Друг Периклеса, музыкант Дамонид, был за это подвергнут остракизму. Подвергся преследованию и другой друг Олимпийца, Анаксагор, для привлечения которого к ответственности нужно было «разъяснить» закон Солона в том смысле, что нечестием называется всякое уклонение от исполнения религиозных обрядов и разговоры «о том, что на небе» — отсюда потом вытекло запрещение заниматься астрономией[34]. На «метеорологов» в Афинах всегда смотрели очень подозрительно… Аристофан в своих «Лягушках» мог безнаказанно высмеивать хитрость и лживость Гермеса, — за опрокидывание гермов, однако, Алкивиад был присужден к смертной казни — слабоумие и сластолюбие Геркулеса, но самое существование богов оспаривать было нельзя. Отличавшийся большою смелостью Продик, один из учителей Сократа, утверждал, что боги суть не что иное, как явления природы, от которых люди получают какую-либо пользу. Он был за эту дерзость присужден выпить яд, но сумел вовремя от свободолюбивой демократии, занимавшейся самоиллюминацией, скрыться. Аспазии одно время грозила смерть за безверие. Только что погиб старый Протагор по доносу кавалерийского офицера, мужественно выступившего на защиту богов. Даже такие незаурядные, казалось, люди, как Аристид и Кимон, с величайшим негодованием говорили об этих «проклятых наставниках»…
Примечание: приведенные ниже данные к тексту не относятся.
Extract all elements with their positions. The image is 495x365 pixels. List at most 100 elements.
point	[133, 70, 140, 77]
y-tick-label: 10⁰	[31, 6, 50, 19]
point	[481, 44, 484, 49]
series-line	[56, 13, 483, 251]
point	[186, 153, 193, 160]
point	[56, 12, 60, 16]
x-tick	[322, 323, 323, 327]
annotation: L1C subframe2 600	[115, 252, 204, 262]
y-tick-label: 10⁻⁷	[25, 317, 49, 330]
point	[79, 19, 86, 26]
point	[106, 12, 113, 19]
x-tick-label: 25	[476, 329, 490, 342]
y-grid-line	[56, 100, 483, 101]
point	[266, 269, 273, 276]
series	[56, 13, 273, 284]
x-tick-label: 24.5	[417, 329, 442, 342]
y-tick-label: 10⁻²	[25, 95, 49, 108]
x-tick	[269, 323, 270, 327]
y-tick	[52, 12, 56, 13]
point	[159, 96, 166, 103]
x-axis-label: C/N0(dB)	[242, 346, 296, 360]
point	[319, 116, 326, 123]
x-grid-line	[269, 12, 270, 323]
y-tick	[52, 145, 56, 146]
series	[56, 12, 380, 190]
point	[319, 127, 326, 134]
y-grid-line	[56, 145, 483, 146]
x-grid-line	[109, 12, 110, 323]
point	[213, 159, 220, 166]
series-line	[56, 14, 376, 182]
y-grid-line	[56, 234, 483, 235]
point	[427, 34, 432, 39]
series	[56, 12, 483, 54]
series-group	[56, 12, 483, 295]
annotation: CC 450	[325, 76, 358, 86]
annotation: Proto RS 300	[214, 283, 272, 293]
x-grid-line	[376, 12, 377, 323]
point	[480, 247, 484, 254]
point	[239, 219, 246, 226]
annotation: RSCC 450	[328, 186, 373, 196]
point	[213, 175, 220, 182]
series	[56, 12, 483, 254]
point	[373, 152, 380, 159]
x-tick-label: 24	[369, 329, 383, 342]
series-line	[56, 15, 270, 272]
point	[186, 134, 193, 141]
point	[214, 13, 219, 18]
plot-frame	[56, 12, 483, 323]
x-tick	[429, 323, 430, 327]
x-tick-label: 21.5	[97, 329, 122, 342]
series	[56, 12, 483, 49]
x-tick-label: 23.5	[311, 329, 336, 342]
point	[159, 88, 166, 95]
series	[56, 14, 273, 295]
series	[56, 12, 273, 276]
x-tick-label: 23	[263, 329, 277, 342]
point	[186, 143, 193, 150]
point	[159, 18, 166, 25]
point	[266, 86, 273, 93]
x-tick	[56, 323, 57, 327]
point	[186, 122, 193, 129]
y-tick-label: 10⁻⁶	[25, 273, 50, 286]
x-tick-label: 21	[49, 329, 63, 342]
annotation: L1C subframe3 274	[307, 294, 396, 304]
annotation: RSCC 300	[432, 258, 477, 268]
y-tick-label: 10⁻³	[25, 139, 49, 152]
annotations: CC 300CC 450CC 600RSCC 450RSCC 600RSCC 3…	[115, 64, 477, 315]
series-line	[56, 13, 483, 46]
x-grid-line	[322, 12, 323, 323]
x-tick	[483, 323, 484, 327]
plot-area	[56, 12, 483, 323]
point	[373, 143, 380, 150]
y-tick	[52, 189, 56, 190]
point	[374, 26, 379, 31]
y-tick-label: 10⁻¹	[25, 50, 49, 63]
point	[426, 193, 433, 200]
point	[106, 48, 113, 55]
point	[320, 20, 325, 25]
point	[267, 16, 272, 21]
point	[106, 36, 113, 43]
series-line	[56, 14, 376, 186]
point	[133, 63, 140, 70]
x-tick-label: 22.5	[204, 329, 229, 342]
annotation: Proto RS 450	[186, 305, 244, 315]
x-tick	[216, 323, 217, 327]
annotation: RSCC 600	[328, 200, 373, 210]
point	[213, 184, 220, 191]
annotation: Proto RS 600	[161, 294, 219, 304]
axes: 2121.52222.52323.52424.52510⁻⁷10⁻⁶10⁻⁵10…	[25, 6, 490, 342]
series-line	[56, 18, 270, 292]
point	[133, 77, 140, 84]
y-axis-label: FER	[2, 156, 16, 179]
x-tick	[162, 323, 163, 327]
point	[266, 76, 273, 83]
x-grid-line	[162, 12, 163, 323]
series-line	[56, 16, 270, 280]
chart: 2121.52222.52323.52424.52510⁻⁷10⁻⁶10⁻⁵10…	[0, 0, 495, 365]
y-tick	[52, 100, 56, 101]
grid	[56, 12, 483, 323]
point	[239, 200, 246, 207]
Весь кружок Сократа — их звали фронтистаи, мыслители — пришел в волнение: от демократии можно было ждать всего — исторические справки были на этот счет весьма красноречивы. Одно появление Сократа на улице теперь, одна его внешность вызывали ненависть у его противников, которые не только осыпали его бранью, но иногда даже и колотили старика. Он говорил, что лягание мимо идущего осла не может оскорбить человека, но… ослы лягали все же.
В ожидании решения архонта-базилевса, который ведал религиозными процессами, друзья Сократа чаще обыкновенного, хотя и не без страха, собирались вокруг старика. Ксантиппа глядела на них заплаканными, злыми глазами: эти-то богачи отвертятся как-нибудь, а старик страдай. Она сердито гремела посудой около очага, хлопала дверями и всячески показывала им свое недоброжелательство, так что Сократ, тихонько улыбаясь, на ее бури — он к ним давно привык — уходил с ними куда-нибудь в затишье: или под портик палестры Тереас, или в долинку Илиссоса, в олеандры, где было так свежо и тихо, или в сады богатого Академуса, который тот открыл для всех фронтистаи. И там, беседуя с друзьями на обычные темы, — теперь он во время речи часто задумывался и точно куда-то уходил — он внимательно присматривался к тем, которые после него будут делать его дела и дивился: странны были всходы его посева! И во всяком случае были они не те, которых он ждал.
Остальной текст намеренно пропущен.